Si je ne prétends pas détenir la Sainte parole, je me situe à l’opposé de ces déclarations, parmi les conquis de la première heure. Et vingt ans plus tard, rien n’a changé tant je trouve Panzer Division Marduk absolument infernal. Mené le couteau entre les dents du début à la fin, ce disque est une démonstration de force à la fois brutale et impitoyable. Dénué de finesse et de nuance, le groupe fait montre d’une puissance de feu particulièrement redoutable, imposant à l’auditeur une cadence quasi-insoutenable. Alors oui, les pisse-froid trouveront que l’ensemble manque de relief et que Marduk y déploie de titre en titre la même sempiternelle recette au nom d’une sacro-sainte quête d’ultra-violence. Je ne peux évidemment pas tout à fait leur donner tort sur la forme même si pour moi c’est ce qui fait bien évidemment tout le charme de ce Panzer Division Marduk exécuté pied au plancher et que l’on prend en pleine face sans jamais pouvoir espérer reprendre son souffle. Un disque frontal, sans aucun compromis ayant pour seul objectif la destruction et l’annihilation de toutes choses connues. Peter Tägtgren l’a d’ailleurs très bien compris puisque quoi que l’on en dise, sa production clinique, froide et décharnée, sert justement à la perfection la vision nihiliste de fin du monde d’un Marduk des plus menaçants. Certes les riffs dispensés par Patrik Niclas Morgan Håkansson peuvent sembler simples et répétitifs mais ils sont aussi terriblement efficaces dans cette approche jusqu’au-boutiste ("Panzer Division Marduk", "Baptism By Fire", "Christraping Black Metal", "502", "Fistfucking God’s Planet", ces quelques solos diaboliques proposés ici et là). Même constat pour cette batterie incendiaire qui, derrière ses atours un brin linéaires, révèle néanmoins un jeu particulièrement tendu et coriace de la part d’un Fredrik Andersson impressionnant. Alors oui, le Suédois ne passe le plus clair de son temps qu’à blaster et à cavaler mais il en faut du souffle et de la technique pour tenir un tel rythme. Enfin, évoquons également cette basse beaucoup plus discrète mais aux quelques rondeurs particulièrement sympathiques comme l'atteste cet excellent passage à 1:32 sur "502".
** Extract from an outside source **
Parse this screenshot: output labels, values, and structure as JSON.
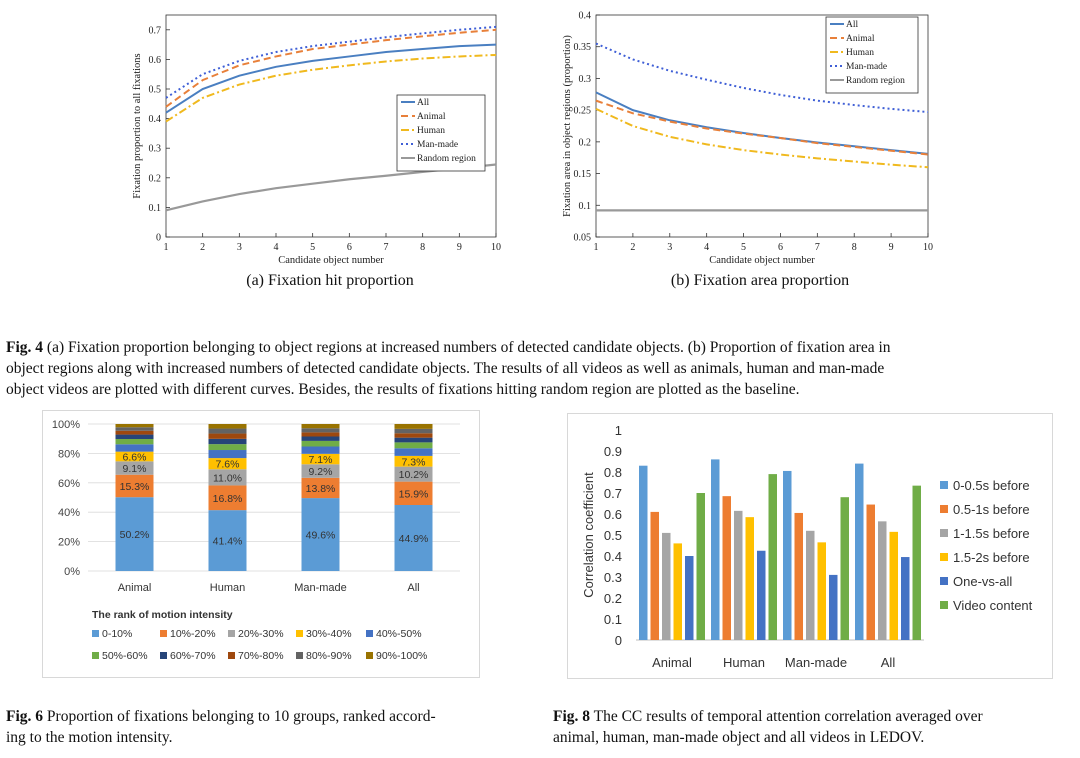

Véritable opération blitzkrieg menée aux commandes d’un char d’assaut lancé à pleine allure que rien ne pourrait arrêter, Panzer Division Marduk est et restera le disque le plus agressif et intransigeant de Marduk mais aussi l’un des albums les plus redoutables de sa génération (peu à l’époque ont été capables de délivrer un tel niveau de violence concentrée). Si nombreux sont ceux à ne pas avoir appréciés cette posture particulièrement radicale empruntée ici par les Suédois (posture qui ne sera d’ailleurs pas réitérée par la suite puisque les albums suivants seront bien davantage marqués par la présence de séquences mid-tempo), notamment après des albums aux atmosphères et aux compositions effectivement un poil plus développées (on pense bien entendu à l’excellent Nightwing), je reste encore aujourd’hui abasourdi par cette démonstration de force absolument incroyable. Trente minutes particulièrement jouissives qui, en dépit d’une linéarité évidente et d’une certaine simplicité d’idées, laisse exploser une certaine violence dans ce qu’elle a de plus primitif et de destructeur. Un sacré exutoire/défouloir qui, malgré ce qu’en diront les mauvaises langues, figure assurément parmi les pierres angulaires du Black Metal.